I mentioned it earlier in the context of like a local development environment.

But yeah, we've been spending a bunch of time thinking about like, how do people deploy code?

And I don't know the, I think the best way to illustrate it is kind of like, you choose your technology, you do some local development and figure out like, okay, this line of code does like, what I expected to do, you write some tests, to make sure that it does what you expected to do every single time from now until forever, right?

Then you kind of put something into QA, where you send it to your PM or like other designers and make sure it works how they expect it to work, kind of end to end.

Then you push the big prod, like send to prod button, and then you observe and see what happens and go and fix things.

And so one of the things that I've been really excited about is like, we've been picking off like small bits of that chain and improving all of them.

So like this past quarter, we have Wrangler dev and alpha and we're shipping like really major improvements to it and like, probably going to promote to GA sometime soon, which addresses local environment, we shipped Wrangler tail, which allows you to see your production logs, ship analytics, which also kind of helps demystify the later parts of it.

So I think kind of like connecting this full chain, it's kind of like this self progress bar, that thinking about all of it turning green is what's been really exciting me.

Well, so but do you have an end in sight?

Like it was the progress bar going to fill and it's all green.

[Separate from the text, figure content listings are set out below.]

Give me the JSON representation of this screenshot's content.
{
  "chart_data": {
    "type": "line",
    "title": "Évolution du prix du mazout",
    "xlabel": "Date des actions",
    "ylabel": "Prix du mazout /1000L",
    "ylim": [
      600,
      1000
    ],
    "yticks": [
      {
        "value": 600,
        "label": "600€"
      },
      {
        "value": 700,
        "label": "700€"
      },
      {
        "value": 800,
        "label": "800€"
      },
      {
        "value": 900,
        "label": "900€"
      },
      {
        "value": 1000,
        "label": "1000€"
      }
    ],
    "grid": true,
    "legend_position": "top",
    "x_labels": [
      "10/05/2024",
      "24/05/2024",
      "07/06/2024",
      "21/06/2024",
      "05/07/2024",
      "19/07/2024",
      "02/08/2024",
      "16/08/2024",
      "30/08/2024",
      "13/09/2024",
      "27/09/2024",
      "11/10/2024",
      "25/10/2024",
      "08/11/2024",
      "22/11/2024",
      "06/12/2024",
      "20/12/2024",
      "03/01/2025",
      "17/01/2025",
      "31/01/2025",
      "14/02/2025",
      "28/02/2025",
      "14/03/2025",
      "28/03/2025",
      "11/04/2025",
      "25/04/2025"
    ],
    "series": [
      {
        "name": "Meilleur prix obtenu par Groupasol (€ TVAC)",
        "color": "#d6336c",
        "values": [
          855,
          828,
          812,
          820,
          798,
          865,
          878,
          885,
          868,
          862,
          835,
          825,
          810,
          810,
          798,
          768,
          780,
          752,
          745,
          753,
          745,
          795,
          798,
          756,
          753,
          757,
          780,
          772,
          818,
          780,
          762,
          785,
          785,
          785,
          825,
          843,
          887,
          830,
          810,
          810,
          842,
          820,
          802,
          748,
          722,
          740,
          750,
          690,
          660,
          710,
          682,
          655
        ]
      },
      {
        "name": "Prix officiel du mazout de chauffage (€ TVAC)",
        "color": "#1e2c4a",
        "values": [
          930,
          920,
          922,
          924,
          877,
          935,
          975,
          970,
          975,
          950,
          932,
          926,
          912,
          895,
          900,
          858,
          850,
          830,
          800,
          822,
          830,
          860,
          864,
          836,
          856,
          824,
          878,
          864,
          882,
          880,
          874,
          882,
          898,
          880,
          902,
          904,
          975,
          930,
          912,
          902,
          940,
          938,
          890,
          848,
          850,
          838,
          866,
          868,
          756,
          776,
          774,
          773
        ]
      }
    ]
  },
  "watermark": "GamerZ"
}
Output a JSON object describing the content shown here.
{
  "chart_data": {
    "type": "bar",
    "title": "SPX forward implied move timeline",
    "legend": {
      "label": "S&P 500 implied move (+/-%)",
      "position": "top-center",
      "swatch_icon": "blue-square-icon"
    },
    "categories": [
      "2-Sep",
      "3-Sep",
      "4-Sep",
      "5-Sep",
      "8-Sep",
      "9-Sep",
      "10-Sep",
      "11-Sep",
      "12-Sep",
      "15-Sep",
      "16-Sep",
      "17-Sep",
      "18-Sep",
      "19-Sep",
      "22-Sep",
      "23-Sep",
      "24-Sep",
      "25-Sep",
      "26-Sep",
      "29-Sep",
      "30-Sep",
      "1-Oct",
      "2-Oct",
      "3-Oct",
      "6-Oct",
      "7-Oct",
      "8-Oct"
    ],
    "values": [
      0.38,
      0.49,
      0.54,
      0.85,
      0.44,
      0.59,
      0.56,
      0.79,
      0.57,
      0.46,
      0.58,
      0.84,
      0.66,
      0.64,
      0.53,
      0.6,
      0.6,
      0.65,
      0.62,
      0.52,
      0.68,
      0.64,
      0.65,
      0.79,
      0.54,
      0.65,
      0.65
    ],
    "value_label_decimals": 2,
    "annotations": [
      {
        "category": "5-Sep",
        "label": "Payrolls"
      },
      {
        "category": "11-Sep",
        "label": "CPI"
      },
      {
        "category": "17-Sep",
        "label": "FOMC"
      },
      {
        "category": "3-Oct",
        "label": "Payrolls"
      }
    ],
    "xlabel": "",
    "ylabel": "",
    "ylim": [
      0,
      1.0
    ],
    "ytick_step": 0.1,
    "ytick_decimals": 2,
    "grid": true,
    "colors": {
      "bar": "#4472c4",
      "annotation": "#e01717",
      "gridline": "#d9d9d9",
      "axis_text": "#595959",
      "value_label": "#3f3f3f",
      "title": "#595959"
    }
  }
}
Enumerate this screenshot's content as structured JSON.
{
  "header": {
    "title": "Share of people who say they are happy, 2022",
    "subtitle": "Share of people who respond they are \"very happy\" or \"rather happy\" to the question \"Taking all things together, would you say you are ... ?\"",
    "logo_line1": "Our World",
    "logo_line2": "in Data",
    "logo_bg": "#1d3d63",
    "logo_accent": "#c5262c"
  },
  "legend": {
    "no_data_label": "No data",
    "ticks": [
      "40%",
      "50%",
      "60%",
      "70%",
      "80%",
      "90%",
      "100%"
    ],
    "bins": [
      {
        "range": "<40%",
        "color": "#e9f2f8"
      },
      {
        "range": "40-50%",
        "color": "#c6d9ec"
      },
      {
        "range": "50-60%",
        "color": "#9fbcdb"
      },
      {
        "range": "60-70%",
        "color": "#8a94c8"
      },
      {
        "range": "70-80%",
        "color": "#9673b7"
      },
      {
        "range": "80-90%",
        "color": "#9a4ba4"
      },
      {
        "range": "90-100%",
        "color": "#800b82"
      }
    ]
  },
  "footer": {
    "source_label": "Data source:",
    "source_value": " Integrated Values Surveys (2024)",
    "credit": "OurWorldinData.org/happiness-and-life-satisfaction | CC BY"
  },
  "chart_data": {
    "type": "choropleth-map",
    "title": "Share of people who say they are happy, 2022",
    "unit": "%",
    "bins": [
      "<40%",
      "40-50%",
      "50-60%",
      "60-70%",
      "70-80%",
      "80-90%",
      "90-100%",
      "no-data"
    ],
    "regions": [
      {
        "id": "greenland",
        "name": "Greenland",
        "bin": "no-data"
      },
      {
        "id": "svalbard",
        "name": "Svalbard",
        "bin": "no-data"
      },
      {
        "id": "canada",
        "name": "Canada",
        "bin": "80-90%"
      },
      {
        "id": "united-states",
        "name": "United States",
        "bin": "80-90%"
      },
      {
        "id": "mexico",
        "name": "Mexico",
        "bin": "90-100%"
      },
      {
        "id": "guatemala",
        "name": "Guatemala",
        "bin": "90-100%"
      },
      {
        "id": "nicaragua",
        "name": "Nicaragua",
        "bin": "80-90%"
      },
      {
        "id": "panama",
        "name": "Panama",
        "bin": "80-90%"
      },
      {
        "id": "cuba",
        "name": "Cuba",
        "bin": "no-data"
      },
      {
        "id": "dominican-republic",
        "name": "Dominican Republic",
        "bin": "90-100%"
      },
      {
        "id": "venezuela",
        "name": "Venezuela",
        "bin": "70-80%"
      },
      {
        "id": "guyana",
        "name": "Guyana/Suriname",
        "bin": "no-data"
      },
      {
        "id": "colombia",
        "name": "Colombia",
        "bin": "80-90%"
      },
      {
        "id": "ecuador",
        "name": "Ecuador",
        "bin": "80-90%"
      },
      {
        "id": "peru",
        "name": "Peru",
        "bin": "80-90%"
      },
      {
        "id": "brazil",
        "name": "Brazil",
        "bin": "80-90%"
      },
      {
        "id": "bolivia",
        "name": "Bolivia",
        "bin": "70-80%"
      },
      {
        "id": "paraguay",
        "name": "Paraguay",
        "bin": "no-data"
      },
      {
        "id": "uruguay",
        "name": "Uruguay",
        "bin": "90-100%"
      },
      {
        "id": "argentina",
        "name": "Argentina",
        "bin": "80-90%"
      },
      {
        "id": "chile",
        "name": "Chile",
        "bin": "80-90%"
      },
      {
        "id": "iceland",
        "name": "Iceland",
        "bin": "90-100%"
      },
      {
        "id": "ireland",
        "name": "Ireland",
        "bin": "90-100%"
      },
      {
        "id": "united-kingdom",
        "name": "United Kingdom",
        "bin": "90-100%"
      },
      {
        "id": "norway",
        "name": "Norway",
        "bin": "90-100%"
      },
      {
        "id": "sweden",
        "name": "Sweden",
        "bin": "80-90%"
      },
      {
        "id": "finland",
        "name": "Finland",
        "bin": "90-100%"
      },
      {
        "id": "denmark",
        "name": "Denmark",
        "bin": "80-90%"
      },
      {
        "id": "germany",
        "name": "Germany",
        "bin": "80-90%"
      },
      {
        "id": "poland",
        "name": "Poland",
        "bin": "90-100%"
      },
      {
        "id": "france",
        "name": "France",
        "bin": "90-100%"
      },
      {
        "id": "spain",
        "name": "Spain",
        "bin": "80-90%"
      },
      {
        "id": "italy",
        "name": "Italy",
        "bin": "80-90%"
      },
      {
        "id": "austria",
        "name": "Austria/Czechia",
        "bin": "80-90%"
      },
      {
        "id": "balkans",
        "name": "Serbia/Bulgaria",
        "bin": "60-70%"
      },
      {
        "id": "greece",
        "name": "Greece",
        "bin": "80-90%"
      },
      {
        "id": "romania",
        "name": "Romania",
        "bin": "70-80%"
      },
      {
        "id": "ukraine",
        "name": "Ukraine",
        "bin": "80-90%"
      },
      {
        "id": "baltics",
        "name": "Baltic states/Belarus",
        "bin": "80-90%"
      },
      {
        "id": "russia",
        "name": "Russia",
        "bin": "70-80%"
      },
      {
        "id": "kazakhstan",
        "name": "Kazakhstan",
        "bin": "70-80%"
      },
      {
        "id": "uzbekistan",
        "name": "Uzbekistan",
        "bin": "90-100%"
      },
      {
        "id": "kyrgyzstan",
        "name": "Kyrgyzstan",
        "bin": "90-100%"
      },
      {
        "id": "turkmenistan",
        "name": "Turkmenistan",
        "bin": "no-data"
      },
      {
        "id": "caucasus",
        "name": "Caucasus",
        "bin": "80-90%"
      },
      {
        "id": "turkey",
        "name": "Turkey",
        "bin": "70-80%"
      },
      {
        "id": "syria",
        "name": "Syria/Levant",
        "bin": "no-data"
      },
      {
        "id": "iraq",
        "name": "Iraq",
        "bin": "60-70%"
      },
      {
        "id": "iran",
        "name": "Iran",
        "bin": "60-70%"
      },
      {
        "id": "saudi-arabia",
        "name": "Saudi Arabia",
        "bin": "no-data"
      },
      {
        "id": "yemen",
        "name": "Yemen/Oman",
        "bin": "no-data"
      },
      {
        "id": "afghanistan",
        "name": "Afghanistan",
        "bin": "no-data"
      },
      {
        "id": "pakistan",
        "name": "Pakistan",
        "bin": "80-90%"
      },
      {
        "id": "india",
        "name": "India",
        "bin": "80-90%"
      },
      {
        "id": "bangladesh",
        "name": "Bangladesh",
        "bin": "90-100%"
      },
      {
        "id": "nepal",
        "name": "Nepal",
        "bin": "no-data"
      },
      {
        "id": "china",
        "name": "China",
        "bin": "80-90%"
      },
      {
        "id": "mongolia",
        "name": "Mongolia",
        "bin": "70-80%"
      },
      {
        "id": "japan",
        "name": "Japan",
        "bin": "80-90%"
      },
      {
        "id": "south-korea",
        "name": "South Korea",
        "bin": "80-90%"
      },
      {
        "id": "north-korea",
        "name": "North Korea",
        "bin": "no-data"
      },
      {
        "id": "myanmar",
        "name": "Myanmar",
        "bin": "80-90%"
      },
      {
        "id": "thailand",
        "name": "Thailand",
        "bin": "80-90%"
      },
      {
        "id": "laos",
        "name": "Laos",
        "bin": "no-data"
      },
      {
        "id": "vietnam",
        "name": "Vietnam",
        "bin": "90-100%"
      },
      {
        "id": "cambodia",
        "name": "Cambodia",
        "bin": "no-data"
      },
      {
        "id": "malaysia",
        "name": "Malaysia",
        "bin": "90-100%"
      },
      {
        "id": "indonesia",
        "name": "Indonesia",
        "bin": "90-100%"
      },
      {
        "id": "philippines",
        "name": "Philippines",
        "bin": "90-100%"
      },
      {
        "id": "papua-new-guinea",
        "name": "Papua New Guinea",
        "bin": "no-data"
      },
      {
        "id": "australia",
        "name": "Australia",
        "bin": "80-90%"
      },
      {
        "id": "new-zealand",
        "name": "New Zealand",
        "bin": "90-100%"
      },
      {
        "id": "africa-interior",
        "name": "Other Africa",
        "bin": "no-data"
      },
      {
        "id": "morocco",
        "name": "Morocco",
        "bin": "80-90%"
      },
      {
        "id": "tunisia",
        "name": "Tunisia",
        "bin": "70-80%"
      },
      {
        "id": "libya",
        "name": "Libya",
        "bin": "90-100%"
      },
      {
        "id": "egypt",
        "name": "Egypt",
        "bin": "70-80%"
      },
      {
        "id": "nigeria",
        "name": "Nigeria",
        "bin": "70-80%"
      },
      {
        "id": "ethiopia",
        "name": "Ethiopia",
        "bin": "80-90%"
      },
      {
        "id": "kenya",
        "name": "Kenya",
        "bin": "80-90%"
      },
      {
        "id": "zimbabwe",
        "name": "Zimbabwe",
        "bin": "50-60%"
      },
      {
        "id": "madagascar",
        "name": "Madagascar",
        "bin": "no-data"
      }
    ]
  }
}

And then we go home or like, how do we what?

It sounds like we have you have some line of sight to what's coming, but like, how far does that bar stretch?

And how are you adding to that?

I think you can take it in all sorts of interesting directions. So what I think is, like, interesting that's coming out of Microsoft now is like GitHub code spaces, right is looking at their chain of like, they now own the source control and they introduce code spaces.

And so now you spend the time that you're like writing the actual code there too.

So I think there's always like interesting directions to grow in.

And the other thing too, is we have the new markets team and the distributed data teams that are also building stuff out that I think the workflow has had a lot of successes, like you ship an MVP and you get some feedback on it, but it's never going to be polished.

And I think in the serverless space, it is really, really important to get things really polished, because otherwise you're not providing that much more value than having to set things up yourself.

So yeah, I expect them to introduce kind of new points into the journey that will continue to iterate on.

I don't think the bar is ever fully complete.

I for one, I'm super excited to see what comes next. Thank you so much for joining Rita.

And hopefully, we'll have you on again soon. That sounds good. Thanks so much for having me.

Thank you all to everyone that watched.